Volvamos al estadio. En 24 horas, TikTok ya los había canonizado como Romeo y Julieta del ridículo corporativo. Más de 60 millones de vistas y un CEO firmando su renuncia. Porque en tiempos post-Shakira, lo personal es capital reputacional. Una cosa es ser infiel con discreción ejecutiva y otra hacerlo en 4K con Coldplay en el fondo.

Fue la versión HD de cuando Doña Florinda descubre a Don Ramón coqueteando con la Bruja del 71. Solo faltó la cachetada con sincronía olímpica.

Pero ojo: no lancemos piedras sin revisar nuestro propio historial. La infidelidad es la coartada más usada después de “es por el bien del pueblo”. Las excusas evolucionan con el WiFi:

—“Estás loca” (ya no aplica, te grabaron). —“¿Le vas a creer más a la cámara que a mí?” (¡pos sí!). —“Solo somos cuates” (¿y así se abrazan los cuates, ninja?).

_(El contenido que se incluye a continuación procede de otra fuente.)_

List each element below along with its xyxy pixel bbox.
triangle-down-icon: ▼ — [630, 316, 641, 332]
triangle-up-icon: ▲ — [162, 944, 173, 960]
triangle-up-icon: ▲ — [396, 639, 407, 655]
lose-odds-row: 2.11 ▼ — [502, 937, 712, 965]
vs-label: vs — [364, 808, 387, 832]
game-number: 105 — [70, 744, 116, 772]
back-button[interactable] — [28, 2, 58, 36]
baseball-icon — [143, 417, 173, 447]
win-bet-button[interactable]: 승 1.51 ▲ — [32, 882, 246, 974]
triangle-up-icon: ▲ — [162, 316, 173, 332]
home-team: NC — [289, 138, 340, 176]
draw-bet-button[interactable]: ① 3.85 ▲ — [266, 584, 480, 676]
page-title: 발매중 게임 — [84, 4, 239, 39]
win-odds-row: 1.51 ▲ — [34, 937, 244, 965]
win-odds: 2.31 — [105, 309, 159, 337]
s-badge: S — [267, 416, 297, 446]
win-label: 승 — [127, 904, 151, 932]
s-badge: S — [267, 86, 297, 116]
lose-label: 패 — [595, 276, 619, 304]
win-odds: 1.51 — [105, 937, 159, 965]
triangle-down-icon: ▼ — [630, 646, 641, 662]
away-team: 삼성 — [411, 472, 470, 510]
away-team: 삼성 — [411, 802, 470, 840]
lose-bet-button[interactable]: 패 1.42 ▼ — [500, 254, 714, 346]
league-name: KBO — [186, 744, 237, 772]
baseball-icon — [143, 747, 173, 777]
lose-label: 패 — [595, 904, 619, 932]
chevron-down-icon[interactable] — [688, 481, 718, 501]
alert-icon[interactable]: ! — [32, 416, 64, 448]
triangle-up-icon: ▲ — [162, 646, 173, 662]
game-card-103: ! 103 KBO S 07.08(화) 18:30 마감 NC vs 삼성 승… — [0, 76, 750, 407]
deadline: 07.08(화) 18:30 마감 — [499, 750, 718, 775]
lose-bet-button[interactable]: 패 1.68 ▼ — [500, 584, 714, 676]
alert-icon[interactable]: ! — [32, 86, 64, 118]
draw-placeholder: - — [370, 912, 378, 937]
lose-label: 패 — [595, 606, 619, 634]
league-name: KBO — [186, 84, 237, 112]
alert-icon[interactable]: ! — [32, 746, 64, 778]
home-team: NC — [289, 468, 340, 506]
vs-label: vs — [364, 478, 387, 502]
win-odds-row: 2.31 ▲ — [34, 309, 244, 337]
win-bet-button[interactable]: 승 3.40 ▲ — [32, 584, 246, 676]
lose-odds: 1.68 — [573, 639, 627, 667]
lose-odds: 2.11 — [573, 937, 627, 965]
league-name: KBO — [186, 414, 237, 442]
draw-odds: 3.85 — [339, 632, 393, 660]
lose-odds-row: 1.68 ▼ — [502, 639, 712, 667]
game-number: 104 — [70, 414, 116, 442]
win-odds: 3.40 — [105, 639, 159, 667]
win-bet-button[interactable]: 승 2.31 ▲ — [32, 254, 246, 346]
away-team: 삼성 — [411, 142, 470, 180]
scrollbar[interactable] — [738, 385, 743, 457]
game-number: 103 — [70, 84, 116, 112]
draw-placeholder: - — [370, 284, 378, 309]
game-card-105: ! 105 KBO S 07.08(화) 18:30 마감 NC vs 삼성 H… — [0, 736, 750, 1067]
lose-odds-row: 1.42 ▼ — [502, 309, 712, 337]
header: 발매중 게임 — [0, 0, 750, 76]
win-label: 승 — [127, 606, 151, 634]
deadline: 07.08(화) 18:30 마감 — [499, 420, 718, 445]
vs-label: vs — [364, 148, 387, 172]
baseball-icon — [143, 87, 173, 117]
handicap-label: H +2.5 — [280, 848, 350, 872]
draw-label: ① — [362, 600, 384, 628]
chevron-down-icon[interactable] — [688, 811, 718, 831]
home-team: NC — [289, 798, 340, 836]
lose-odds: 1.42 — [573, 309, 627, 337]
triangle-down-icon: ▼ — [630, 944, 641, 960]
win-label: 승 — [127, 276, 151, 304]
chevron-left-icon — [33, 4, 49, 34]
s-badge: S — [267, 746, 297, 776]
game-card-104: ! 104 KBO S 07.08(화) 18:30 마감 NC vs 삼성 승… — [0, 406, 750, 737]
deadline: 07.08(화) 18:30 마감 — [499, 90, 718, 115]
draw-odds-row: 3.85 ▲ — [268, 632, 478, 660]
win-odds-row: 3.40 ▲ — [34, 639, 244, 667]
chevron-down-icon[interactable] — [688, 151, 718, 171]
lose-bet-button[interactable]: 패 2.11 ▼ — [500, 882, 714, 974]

¿Ejemplos? Gerard Piqué, exhibido por un frasco de mermelada. Shakira, que ni distraída ni ingenua, notó que su confitura bajaba misteriosamente. Resultado: ruptura, canción viral, sesión con Bizarrap y venganza dulce. Literal. ¿Quién necesita a Sherlock si tienes a una latina empoderada, un frasco de fresa y Spotify?